This morning I ran for the first time in 4 weeks. A short run dodging ice and cars. On December 26, after dropping my brother off at the airport in Philly, I spent 8 hours driving home in the worst driving conditions I've ever experienced. I can normally bust that drive out in about two and a half hours. Little did I know that Christmas morning would be the last trail run I did for god knows how long. At the same time I was hit with a nasty sinus infection that dropped down to my lungs. Walking up stairs made me short of breath so running was out. The end result is that I had to drop from the HAT Run 50k because there was no way I was going to get in the miles that I needed to finish the race. It was a bummer and a relief.
When I switched my training over to dirt roads I started to have all kinds of issues with my legs that I hadn't experienced since I left the road for trails. Even with a looong warm up I still had shin splints and sore knees.

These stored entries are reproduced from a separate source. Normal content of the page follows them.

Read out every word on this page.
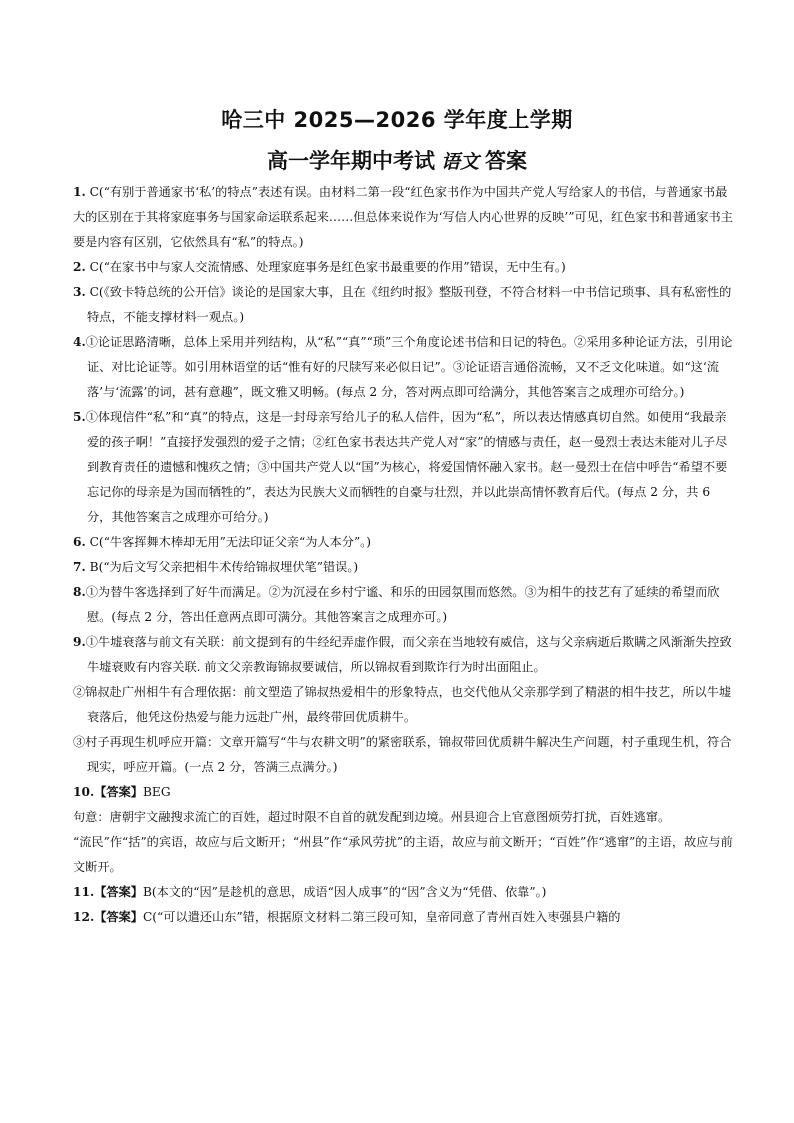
哈三中 2025—2026 学年度上学期
高一学年期中考试 语文 答案

1. C(“有别于普通家书‘私’的特点”表述有误。由材料二第一段“红色家书作为中国共产党人写给家人的书信，与普通家书最大的区别在于其将家庭事务与国家命运联系起来……但总体来说作为‘写信人内心世界的反映’”可见，红色家书和普通家书主要是内容有区别，它依然具有“私”的特点。)

2. C(“在家书中与家人交流情感、处理家庭事务是红色家书最重要的作用”错误，无中生有。)

3. C(《致卡特总统的公开信》谈论的是国家大事，且在《纽约时报》整版刊登，不符合材料一中书信记琐事、具有私密性的特点，不能支撑材料一观点。)

4.①论证思路清晰，总体上采用并列结构，从“私”“真”“琐”三个角度论述书信和日记的特色。②采用多种论证方法，引用论证、对比论证等。如引用林语堂的话“惟有好的尺牍写来必似日记”。③论证语言通俗流畅，又不乏文化味道。如“这‘流落’与‘流露’的词，甚有意趣”，既文雅又明畅。(每点 2 分，答对两点即可给满分，其他答案言之成理亦可给分。)

5.①体现信件“私”和“真”的特点，这是一封母亲写给儿子的私人信件，因为“私”，所以表达情感真切自然。如使用“我最亲爱的孩子啊！”直接抒发强烈的爱子之情；②红色家书表达共产党人对“家”的情感与责任，赵一曼烈士表达未能对儿子尽到教育责任的遗憾和愧疚之情；③中国共产党人以“国”为核心，将爱国情怀融入家书。赵一曼烈士在信中呼告“希望不要忘记你的母亲是为国而牺牲的”，表达为民族大义而牺牲的自豪与壮烈，并以此崇高情怀教育后代。(每点 2 分，共 6 分，其他答案言之成理亦可给分。)

6. C(“牛客挥舞木棒却无用”无法印证父亲“为人本分”。)

7. B(“为后文写父亲把相牛术传给锦叔埋伏笔”错误。)

8.①为替牛客选择到了好牛而满足。②为沉浸在乡村宁谧、和乐的田园氛围而悠然。③为相牛的技艺有了延续的希望而欣慰。(每点 2 分，答出任意两点即可满分。其他答案言之成理亦可。)

9.①牛墟衰落与前文有关联：前文提到有的牛经纪弄虚作假，而父亲在当地较有威信，这与父亲病逝后欺瞒之风渐渐失控致牛墟衰败有内容关联. 前文父亲教诲锦叔要诚信，所以锦叔看到欺诈行为时出面阻止。

②锦叔赴广州相牛有合理依据：前文塑造了锦叔热爱相牛的形象特点，也交代他从父亲那学到了精湛的相牛技艺，所以牛墟衰落后，他凭这份热爱与能力远赴广州，最终带回优质耕牛。

③村子再现生机呼应开篇：文章开篇写“牛与农耕文明”的紧密联系，锦叔带回优质耕牛解决生产问题，村子重现生机，符合现实，呼应开篇。(一点 2 分，答满三点满分。)

10.【答案】BEG

句意：唐朝宇文融搜求流亡的百姓，超过时限不自首的就发配到边境。州县迎合上官意图烦劳打扰，百姓逃窜。

“流民”作“括”的宾语，故应与后文断开；“州县”作“承风劳扰”的主语，故应与前文断开；“百姓”作“逃窜”的主语，故应与前文断开。

11.【答案】B(本文的“因”是趁机的意思，成语“因人成事”的“因”含义为“凭借、依靠”。)

12.【答案】C(“可以遣还山东”错，根据原文材料二第三段可知，皇帝同意了青州百姓入枣强县户籍的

That, coupled with the absolutely mind numbing boredom of running on the road turned my training from something I looked forward to into another miserable commitment I had to keep. The discomfort I felt on the roads made me doubt that I could finish any trail run that had more flat and runnable sections than the more technical terrain I'm used to running these days. I guess the tech trails call upon so many different muscle groups that I don't experience the repetitive pounding that I do on smooth surfaces. It's counterintuitive but I guess that's the bizarre world I inhabit.
So I spent the last month reading endless Ultra blogs (IrunFar, Ellie Greenwood, Geoff Roes, Wilderness Running Company, Mountain Peak Fitness, etc.) and feeling guilty about having all this nice new running gear I got for Christmas and still sitting on my stupid ass.